My stomach twisted.
“What’s wrong? You been crying?” he asked softly as he wrapped his arms around her.
Ani’s voice was muffled when she answered him, so I couldn’t hear what she was saying, but the second his hand started to run soothingly up and down her back I’d had enough. We were in my parents’ entryway for Christ’s sake, and it looked like he was about to fuck her against the wall.
I snorted, bringing Trev’s eyes to me. I ignored the glare he sent me over her shoulder as I turned and left the room.
* * *
“How’s that new site coming along?” Mom asked, trying anything to break the silence at the dinner table.
Friday night dinners had become something of a tradition at my parents’ house when we were just kids. While all our friends had to be home on Sunday night for dinner, dragging their hungover asses to the table, our parents had decided that making us sit down as a family before the weekend got crazy would be a better way to keep us in line. They weren’t wrong. Sitting down at the table with your parents at the beginning of the weekend was a good little reminder to not fuck up during the rest of it.
For a while before we’d all grown up and moved away, there were eleven of us crammed around my parents’ dining room table. Mom and Dad, me, my twin brother Alex, my little sister Katie, and from the house next door my aunt Ellie and uncle Mike and their boys Trevor, Henry, and their foster son Shane. Anita didn’t move in until after I had already moved out, but before my brother Alex had left for the Army.
I wasn’t sure why we always ate at my parents’ house, but it had been that way for as long as I could remember. Aunt Ellie usually came over to help my mom, sometimes taking over her entire kitchen while she cooked, but we rarely ate at Uncle Mike and Aunt Ellie’s house. Maybe it was because, when we were all home, we didn’t even fit at Ellie’s dining room table, though getting us all in the same place at the same time rarely happened anymore.
We were all scattered around the country now. My little sister Katie had moved to San Diego years ago and eventually married Shane, who was stationed down there with the Marines. Henry was down there, too, with his own Marine unit. My brother Alex had joined the Army when we were almost twenty and was stationed in Missouri. Trevor, Ani, and I were the only ones left in Oregon with our parents.
We were also the only ones who showed any interest in our family’s logging business.
“The new site’s going fine,” Dad mumbled as he shoveled more food into his mouth. “Everything’s on schedule.”

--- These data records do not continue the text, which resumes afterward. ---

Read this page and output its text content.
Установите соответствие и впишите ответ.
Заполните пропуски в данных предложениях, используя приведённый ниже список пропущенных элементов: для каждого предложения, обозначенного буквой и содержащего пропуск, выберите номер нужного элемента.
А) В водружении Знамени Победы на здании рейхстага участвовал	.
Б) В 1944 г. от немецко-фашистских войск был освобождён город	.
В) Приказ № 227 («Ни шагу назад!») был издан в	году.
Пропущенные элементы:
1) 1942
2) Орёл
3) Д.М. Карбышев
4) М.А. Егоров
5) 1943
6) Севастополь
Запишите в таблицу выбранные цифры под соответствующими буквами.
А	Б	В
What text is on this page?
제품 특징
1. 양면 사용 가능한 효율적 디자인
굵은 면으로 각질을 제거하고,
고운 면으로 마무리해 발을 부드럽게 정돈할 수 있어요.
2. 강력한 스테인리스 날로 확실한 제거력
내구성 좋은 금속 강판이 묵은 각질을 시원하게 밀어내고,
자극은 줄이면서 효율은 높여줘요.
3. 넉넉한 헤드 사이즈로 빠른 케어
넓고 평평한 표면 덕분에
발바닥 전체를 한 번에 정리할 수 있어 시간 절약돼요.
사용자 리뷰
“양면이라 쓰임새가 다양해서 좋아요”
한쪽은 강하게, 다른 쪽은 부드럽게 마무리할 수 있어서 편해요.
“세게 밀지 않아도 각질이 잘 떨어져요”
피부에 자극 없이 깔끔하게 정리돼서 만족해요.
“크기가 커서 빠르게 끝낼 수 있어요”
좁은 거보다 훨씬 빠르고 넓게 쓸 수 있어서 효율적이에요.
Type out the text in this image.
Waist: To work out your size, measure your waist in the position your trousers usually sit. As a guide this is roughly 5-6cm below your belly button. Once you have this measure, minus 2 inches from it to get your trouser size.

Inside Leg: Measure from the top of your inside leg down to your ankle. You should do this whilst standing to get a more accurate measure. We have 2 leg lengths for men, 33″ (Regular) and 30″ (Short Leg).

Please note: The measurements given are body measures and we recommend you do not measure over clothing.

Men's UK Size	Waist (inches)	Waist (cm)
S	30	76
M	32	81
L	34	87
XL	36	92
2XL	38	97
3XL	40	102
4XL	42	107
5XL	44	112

“Well that’s good,” Mom said brightly. “Maybe you guys can take a break when Katie gets here.”
My head snapped up, and I saw Ani’s do the same. “When’s Kate coming up?”
“She said she was going to find tickets for next month. I guess one of the airlines is having a sale or something,” Mom answered with a smile.
“She’s going to need it with all those munchkins,” Trevor said with a chuckle.
“Why do you think we never went anywhere when you were kids?” Dad asked Trevor, leaning forward to grab a serving tray. “Your dad and I realized early that, if we wanted to take you kids on vacation, we’d have to rent a passenger van and drive you. Too expensive to fly.”
“Remember that time we went to see Mount Rushmore?” I asked Trev, grinning.
“Fun trip,” Trevor replied, nodding. “Would have been better if Henry didn’t puke all over me every two hundred miles.”
Anita snorted, and I couldn’t help but laugh. We’d had to drive the entire way with all the windows down, it had stunk so badly.
“Poor Henry,” Mom said, smirking. “That boy always got carsick.”
“And I always had to sit next to him!” Trevor bitched.
“Well, I wasn’t sitting next to the puker. He’s your brother,” I said seriously, glancing up from my plate to meet Ani’s eyes.
She was smiling, but it was small. The kind of smile a person wears when they aren’t part of the joke but are trying really hard not to look out of place.
My mouth snapped shut.
“Well at least none of Katie and Shane’s kids get motion sickness,” Mom said, leaning back in her chair.
“There’s no way Katie’s making that drive again,” Ani finally piped in, smiling at my mom. “She said, the last time they drove home, it took them twice as long as it should’ve because they had to stop a thousand times.”
“Little bladders,” my dad said, making us all chuckle.
I glanced at my watch and pushed my plate back. “Thanks for dinner, Mom.”